The new 500 features an 85kW DC rapid charging system that can recharge the 42kWh battery from empty to 80% capacity in just 35 minutes and can provide the car with 31 miles of driving range in just 5 minutes. Buyers can also get a Fiat-branded wall charging box that offers 3kW charging and apparently doesn't need to be professionally installed. This wallbox can be upgraded to allow for 7.4kW charging at home. That 7.4kW wall box allows you to fully charge this electric 500 in just over 6 hours. The car also comes with a mode 3 cable for charging at up to 11kW from a public charging point. It can be charged via AC or DC power points. The important driving range figure is quoted at 186-199 miles on the WLTP cycle - which is close to the 211 mile EV driving figure you'll get from an EV supermini in the next class up, like a Peugeot e-208 or a Vauxhall Corsa-e. As usual with a Fiat, this car is covered by a three-year, unlimited mileage warranty and there's 36 months of breakdown cover included as well. Should you have a problem on a journey, you can use the 'Uconnect' infotainment system to contact roadside assistance. What else might you need to know? Well, servicing intervals are every year or every 12,000 miles, whichever comes first. Owners can keep up to date with their car's maintenance schedule via the 'My Car' section of that 'My E-Charge' Fiat app, which briefs you on the time of your next service and various maintenance issues.

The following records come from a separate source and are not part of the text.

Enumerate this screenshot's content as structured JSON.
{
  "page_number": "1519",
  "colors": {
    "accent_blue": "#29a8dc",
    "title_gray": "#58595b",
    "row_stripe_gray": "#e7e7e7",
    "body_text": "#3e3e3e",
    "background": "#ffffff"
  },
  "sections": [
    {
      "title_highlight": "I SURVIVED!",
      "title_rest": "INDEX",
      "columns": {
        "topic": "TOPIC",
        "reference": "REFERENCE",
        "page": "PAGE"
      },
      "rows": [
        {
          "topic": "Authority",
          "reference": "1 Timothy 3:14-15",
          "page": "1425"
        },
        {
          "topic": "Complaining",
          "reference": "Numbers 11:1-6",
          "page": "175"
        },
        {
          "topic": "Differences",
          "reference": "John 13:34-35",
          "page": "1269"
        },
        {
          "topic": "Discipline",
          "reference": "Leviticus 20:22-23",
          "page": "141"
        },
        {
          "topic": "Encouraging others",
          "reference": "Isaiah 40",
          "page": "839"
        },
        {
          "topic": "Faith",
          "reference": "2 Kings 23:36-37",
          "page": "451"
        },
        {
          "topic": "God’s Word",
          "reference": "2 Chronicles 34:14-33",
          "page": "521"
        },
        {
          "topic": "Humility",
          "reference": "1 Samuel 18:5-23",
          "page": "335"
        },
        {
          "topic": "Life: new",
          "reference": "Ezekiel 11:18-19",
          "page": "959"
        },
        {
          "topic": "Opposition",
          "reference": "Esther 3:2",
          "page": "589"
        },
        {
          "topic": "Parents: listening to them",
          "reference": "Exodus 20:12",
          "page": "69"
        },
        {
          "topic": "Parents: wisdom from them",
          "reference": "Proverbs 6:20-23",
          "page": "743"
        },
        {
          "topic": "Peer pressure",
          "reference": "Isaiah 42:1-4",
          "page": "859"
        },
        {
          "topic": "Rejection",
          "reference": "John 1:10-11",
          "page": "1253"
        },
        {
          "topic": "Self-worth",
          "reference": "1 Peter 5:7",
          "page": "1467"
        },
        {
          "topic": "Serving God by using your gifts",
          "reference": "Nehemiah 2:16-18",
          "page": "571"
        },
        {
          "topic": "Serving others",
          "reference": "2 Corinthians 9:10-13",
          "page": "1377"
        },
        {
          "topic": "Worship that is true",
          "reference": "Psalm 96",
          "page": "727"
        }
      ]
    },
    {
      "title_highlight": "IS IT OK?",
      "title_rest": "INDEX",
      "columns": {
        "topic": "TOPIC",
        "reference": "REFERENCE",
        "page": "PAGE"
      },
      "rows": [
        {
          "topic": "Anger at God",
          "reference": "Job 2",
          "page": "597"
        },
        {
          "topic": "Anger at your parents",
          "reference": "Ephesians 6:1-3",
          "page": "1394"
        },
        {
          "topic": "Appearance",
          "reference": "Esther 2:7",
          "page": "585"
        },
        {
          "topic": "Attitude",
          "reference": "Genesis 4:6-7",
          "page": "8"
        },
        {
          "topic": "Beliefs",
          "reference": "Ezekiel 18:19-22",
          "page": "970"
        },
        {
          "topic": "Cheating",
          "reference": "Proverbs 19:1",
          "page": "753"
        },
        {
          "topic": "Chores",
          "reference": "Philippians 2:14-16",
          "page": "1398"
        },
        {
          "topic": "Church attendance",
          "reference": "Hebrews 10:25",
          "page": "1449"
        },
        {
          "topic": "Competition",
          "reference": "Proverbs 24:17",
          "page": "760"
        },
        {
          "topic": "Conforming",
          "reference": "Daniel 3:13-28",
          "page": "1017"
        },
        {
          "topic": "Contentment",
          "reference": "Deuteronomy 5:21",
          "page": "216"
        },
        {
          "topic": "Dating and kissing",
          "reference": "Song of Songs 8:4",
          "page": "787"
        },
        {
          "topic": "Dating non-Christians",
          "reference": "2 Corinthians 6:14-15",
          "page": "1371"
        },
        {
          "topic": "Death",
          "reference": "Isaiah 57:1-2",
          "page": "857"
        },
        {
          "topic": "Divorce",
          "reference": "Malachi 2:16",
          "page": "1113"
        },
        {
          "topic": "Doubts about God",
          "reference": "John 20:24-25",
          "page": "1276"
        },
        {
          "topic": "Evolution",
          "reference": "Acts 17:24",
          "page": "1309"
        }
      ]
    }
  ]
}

In the past, Fiat 500 buyers have shown a desire to spend plenty on cars from this model line - which is just as well because they'll have to spend plenty to enter the era of 'New 500'. Looking at the list figures, you can see why it was so vital that the old model should continue as a more affordable option - a stepping stone to this new design So is this new EV-era 500 worth aspiring to? We think many loyal (mainly female) buyers will think so. It's just as stylish as its MINI Electric and Honda e rivals and set a new high bar in terms of driving range for a tiny EV that embarrasses both of them. Which goes some way to justifying a high price that hopefully will become more accessible as the range broadens. This is no longer the cheap Peoples' Car it once was. But without doubt, it retains the spirit of the original.